Even if Medicare was only paying a 6% markup, they're paying a 6% markup often on a very high price because of these dynamics we've been talking about—the insurance companies keep raising the prices and all of that. I would just conclude that the changes, the reforms in consumer cost sharing for Medicare patients is still a good thing, it's still needed. And we need an analogous thing in the commercial-insured population.

What policy proposals do you see arising from these findings, and how might they address ethics concerns?

One issue is around the overexpansion of the 340B program. The 340B program started out as a way of getting expensive drugs to poor people. It's now turned into just a massive revenue stream for hospitals, including hospitals that treat mostly nonpoor people. But it's also got an entrenched political constituency now, and so there's a big fight over whether can we get the 340B program back to where it was supposed to be, which was for indigent and low-income people—that's number one.

Number two is, this relates to a larger debate over site-of-care pricing, first in Medicare, but then also in the commercial world. And the hospitals charge a lot more than do independent physicians and other providers for the similar services in drugs, but also in nondrugs.

I actually have a paper coming out in The American Journal of Managed Care®, if you've heard of that journal, in April on this topic, looking at ambulatory surgery—not drugs, but surgery—and it shows, not surprisingly, that the prices in the hospital outpatient surgery are much higher than freestanding ambulatory surgery. We also looked at rates of complications, surgical complications, because it's sometimes been argued that prices are higher but quality is better in the hospital for the surgery, and we found no differences in quality.

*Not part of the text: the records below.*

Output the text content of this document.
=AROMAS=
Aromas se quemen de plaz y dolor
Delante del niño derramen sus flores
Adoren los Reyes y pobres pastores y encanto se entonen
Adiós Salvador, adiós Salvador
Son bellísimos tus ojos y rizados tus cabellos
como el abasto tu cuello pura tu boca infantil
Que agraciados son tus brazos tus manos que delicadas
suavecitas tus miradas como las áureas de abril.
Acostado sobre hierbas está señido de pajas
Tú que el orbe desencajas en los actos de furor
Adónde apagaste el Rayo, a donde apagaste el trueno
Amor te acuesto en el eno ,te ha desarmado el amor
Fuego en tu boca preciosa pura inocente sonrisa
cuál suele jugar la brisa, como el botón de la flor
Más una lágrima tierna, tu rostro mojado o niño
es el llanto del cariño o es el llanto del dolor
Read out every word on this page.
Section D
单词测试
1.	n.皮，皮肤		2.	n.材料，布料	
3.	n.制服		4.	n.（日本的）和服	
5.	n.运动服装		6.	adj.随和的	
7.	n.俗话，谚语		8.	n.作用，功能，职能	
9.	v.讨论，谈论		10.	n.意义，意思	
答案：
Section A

One of the things that attracted me to the drug world as the thing to study was, by definition, there are no quality differences because it's the exact same drug that comes off the assembly line in manufacturing and some of that ends up in hospitals, some of it ends up in doctors’ offices. It's the same exact thing. So you can't say that higher prices are compensated by higher quality in this drug world.

What impact could your findings have on negotiation strategies of 340B hospitals, community oncology practices, and pharmaceutical firms in drug pricing?

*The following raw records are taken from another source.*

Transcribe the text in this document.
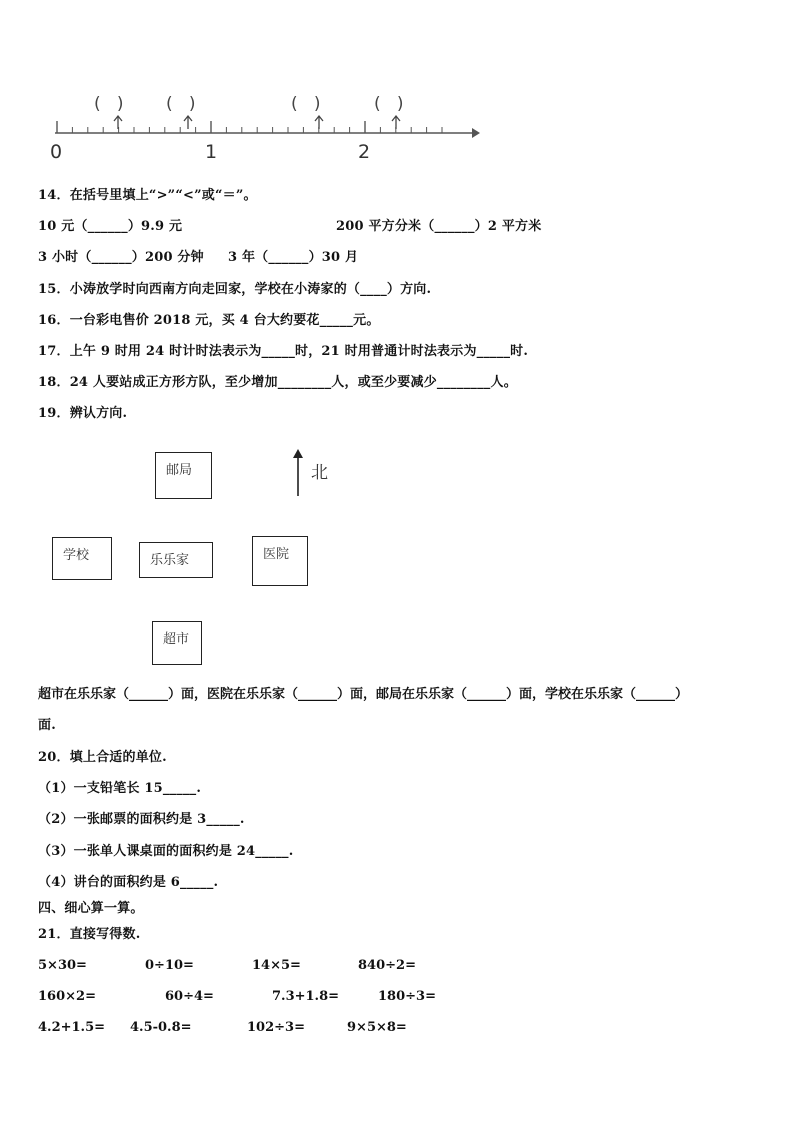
(   )	(   )	(   )	(   )
0	1	2
14．在括号里填上“>”“<”或“＝”。
10 元（______）9.9 元	200 平方分米（______）2 平方米
3 小时（______）200 分钟 3 年（______）30 月
15．小涛放学时向西南方向走回家，学校在小涛家的（____）方向.
16．一台彩电售价 2018 元，买 4 台大约要花_____元。
17．上午 9 时用 24 时计时法表示为_____时，21 时用普通计时法表示为_____时.
18．24 人要站成正方形方队，至少增加________人，或至少要减少________人。
19．辨认方向.
邮局	北
学校	乐乐家	医院
超市
超市在乐乐家（______）面，医院在乐乐家（______）面，邮局在乐乐家（______）面，学校在乐乐家（______）
面.
20．填上合适的单位.
（1）一支铅笔长 15_____.
（2）一张邮票的面积约是 3_____.
（3）一张单人课桌面的面积约是 24_____.
（4）讲台的面积约是 6_____.
四、细心算一算。
21．直接写得数.
5×30=	0÷10=	14×5=	840÷2=
160×2=	60÷4=	7.3+1.8=	180÷3=
4.2+1.5= 4.5-0.8=	102÷3=	9×5×8=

I think the primary implications are for the insurance companies, because they're the ones that are paying these reimbursement prices to the hospitals so much higher than the hospitals’ acquisition price that they pay for the same exact drug. What insurers are actually doing is, I think they feel they don't have much bargaining leverage with hospitals. The hospitals have successfully consolidated and now the insurers really can't walk away from hospital systems and local communities. So what they're trying to do is induce patients to get their care outside of hospital clinics. We see that in the surgery world; we also see it here. And part of that is uncontroversial. Why go to a hospital clinic if you can go to a doctor's office and it's all the same drug?

On the other hand, there are parts of the country where the hospitals own all the doctor practices now and there really isn't much choice left for the patient. And then some of these insurance programs are then going to require the patients to travel more. Some of it’s going to be good, moving it to home infusion. Home infusion can be a good solution for patients—lower cost and also at home. But I think we see this tug-of-war between insurers, hospitals, drug companies, and then actually the patients.

Perversely, they may be helping insurance companies increase the amount of cost sharing to try to keep the patients out of the hospital, and what we don't want, of course, is for the cost sharing burden and the prior authorization burden to get so high that patients don't get their drugs at all, which is a problem.